AWS Step Functions, a serverless workflow orchestration service offering by AWS, has been around since several years now. Many blog posts (like Using AWS Step Functions State Machines to Handle Workflow-Driven AWS CodePipeline Actions), presentations and learning courses (e.g. Complete guide to AWS Step Functions) have been published showing the capabilities and rich feature set provided.
However not many of them deal with topics related to DevOps tasks -- maybe because Step Functions only offered a limited set of direct service integrations like AWS Lambda until recently. Accessing an AWS API required using for instance an AWS SDK or AWS CLI commands in a script or Lambda function, but this changed a few months ago.
In September 2021 AWS added support for over 200 AWS Services with AWS SDK integration resulting in over 9000 AWS API Actions available. Only a few weeks before, another major enhancement, the new Workflow Studio -- a low-code visual tool for building state machines, had been released so that it is now easier than ever to build workflows -- from simple to complex.
Around the same time, we joined a migration project at a customer who was moving a large application which had been hosted on-premises so far to AWS using services like EC2, RDS, ALB.... Some of the typical operational tasks like managing the database servers are now gone as AWS takes care for the heavy lifting but new ones have arrived and others stay the same.

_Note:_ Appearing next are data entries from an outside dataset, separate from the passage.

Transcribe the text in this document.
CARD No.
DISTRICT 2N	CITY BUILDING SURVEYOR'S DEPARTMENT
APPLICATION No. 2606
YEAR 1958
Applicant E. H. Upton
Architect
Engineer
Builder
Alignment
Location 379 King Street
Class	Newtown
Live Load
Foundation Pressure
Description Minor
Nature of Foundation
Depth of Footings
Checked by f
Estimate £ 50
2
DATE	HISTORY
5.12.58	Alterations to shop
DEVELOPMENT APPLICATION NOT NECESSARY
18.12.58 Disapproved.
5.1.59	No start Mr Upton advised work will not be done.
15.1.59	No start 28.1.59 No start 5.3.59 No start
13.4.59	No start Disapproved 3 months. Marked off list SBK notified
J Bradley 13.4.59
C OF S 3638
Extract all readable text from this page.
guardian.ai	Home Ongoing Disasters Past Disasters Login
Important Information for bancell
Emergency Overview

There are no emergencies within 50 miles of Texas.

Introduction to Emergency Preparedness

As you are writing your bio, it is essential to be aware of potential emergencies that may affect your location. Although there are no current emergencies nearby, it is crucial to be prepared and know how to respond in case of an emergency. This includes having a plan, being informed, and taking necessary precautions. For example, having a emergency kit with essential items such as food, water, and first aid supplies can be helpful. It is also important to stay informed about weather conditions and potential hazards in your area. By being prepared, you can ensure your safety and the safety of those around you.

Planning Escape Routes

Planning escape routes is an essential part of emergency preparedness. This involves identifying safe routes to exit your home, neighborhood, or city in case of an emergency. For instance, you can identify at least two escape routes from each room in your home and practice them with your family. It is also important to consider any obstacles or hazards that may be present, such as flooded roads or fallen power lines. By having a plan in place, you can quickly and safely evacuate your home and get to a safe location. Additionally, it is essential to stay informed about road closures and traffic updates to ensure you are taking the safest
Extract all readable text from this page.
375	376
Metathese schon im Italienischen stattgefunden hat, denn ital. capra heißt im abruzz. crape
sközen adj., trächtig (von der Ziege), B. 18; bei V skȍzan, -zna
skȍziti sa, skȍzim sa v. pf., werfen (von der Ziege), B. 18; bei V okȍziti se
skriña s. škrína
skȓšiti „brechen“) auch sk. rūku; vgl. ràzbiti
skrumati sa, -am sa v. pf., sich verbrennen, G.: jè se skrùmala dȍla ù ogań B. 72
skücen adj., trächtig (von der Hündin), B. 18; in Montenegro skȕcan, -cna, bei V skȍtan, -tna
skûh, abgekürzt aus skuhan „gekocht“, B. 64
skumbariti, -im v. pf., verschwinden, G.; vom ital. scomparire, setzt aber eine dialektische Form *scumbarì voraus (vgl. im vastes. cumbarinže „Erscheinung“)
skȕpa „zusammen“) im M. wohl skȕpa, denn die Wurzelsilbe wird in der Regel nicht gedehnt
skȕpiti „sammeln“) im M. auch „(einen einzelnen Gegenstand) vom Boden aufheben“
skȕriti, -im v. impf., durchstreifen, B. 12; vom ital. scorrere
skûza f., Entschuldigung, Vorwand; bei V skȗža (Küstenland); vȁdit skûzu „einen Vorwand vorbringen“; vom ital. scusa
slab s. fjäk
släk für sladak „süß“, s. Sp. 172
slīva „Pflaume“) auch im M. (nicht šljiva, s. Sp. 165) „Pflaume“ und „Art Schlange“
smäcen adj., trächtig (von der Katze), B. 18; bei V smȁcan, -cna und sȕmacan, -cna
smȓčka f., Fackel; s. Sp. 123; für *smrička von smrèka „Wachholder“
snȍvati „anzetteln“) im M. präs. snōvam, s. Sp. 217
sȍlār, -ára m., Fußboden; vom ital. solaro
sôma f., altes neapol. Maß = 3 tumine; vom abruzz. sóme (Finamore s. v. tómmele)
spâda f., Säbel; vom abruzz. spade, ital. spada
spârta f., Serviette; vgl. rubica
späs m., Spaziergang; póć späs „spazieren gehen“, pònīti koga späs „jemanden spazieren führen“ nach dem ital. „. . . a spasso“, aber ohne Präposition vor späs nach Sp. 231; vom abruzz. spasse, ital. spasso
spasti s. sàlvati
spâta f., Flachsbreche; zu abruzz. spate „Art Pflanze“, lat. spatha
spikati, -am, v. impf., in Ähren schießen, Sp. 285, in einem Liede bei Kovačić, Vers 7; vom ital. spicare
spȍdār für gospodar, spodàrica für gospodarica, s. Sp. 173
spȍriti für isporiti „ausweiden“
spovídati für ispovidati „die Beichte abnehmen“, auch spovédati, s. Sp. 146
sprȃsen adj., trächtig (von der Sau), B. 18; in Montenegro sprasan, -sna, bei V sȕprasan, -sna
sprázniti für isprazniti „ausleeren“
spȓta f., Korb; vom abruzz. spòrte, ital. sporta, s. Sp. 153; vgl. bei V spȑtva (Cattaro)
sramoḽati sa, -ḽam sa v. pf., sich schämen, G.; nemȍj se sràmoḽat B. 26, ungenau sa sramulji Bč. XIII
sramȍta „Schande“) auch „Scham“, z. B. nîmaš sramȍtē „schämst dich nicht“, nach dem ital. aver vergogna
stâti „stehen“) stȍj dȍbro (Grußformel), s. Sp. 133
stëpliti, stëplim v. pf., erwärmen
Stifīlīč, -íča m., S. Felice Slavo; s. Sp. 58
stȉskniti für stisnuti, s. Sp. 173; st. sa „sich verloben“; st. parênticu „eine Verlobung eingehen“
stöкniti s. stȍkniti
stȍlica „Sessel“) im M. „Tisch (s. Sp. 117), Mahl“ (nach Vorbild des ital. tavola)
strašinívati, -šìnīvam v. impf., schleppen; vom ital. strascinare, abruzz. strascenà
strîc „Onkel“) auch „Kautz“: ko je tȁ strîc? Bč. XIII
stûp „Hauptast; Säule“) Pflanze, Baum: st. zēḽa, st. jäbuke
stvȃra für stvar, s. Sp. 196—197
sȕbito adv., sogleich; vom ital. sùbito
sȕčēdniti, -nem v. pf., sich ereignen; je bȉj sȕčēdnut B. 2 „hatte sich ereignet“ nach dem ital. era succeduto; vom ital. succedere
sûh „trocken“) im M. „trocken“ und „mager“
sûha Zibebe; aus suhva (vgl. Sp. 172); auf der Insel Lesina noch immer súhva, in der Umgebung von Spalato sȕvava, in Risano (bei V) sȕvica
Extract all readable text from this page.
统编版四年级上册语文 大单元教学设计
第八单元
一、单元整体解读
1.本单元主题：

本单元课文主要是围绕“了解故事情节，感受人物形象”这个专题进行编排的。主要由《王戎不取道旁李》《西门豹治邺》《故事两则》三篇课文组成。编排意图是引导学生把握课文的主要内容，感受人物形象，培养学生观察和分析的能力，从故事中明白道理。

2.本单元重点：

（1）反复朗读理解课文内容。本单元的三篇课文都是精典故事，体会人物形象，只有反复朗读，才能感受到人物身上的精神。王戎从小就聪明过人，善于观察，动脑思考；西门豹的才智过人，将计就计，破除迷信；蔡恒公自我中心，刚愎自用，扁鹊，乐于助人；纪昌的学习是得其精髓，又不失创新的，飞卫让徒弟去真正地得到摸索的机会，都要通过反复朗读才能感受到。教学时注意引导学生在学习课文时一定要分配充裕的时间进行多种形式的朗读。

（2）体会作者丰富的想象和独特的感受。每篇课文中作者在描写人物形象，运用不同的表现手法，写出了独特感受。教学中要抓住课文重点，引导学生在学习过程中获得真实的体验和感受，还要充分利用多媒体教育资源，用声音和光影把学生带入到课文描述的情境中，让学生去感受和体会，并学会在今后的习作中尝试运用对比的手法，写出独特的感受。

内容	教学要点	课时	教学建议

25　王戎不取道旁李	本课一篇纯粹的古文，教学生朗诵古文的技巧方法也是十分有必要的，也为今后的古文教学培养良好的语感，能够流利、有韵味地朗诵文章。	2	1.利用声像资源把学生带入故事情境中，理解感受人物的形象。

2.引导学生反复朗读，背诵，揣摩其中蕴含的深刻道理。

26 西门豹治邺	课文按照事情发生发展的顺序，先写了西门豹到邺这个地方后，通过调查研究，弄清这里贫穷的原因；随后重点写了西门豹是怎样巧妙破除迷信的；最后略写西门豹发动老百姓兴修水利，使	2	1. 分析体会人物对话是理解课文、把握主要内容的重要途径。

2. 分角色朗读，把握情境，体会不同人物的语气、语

As the project proceeded, we thought about how we could automate as many operational tasks as possible using native AWS services. AWS Step Functions Service Integrations came right around the corner to make our life much easier. We were able to handle many repeating tasks by creating state machines which are sometimes triggered by scheduled Amazon EventBridge rules or used manually via CLI or Console.
The simple one
AWS Systems Manager`s service integration ssm:describeInstancePatches is used to get the list all patches which will be sent to an AWS SNS topic in order to be delivered to an email inbox of someone who is in charge to check if there might be a conflict ahead with the application requirements.
The Workflow Studio editor makes it quite easy to assemble a workflow and to enrich every step with the required parameters and settings. All service integrations are based on the AWS SDK API calls so that the parameters can be retrieved from the SDK documentation (an example is shown for Systems Manager API).
Workflow Editor allows exporting the state machine definition to a JSON or YAML file so that it can be included into an infrastructure as code project using for instance Terraform.
Information like the EC2 instance ID or the SNS topic ARN can be derived during deploy time using for instance Terraform template variables as shown in the example JSON state machine definition.
The big benefit of using Step Functions is that no custom code and no additional overhead for managing a Lambda function is required to complete this task and the best thing: the state machine is quite intuitive to create, self-documenting and easy to follow and to recap.
The more complex process
Following the sample principles, it is possible to create more complex workflows. The given example shows a workflow which is used to restart all servers belonging to the web app tier which are behind an AWS application load balancer in a rolling manner. No application downtime is required in order to restart them as only a certain number is restarted at once.
In the first step, the alarm actions of some CloudWatch alarms and which should not fire during the restart process and some AWS EventBridge rules are disabled using a Lambda function as the logic to filter these resources needs some custom code.
A property of the AWS Step Functions Map state, the Maximum
Concurrency Control, is used to restrict the number of instances which are deregistered from the ALB target group, followed by a reboot and a final check if the application has been launched successfully before bringing it back into the target group.
Rebooting only a limited number of instances makes sure that the application stays online, and that always enough servers are available to handle user traffic without a significant influence on the user experience.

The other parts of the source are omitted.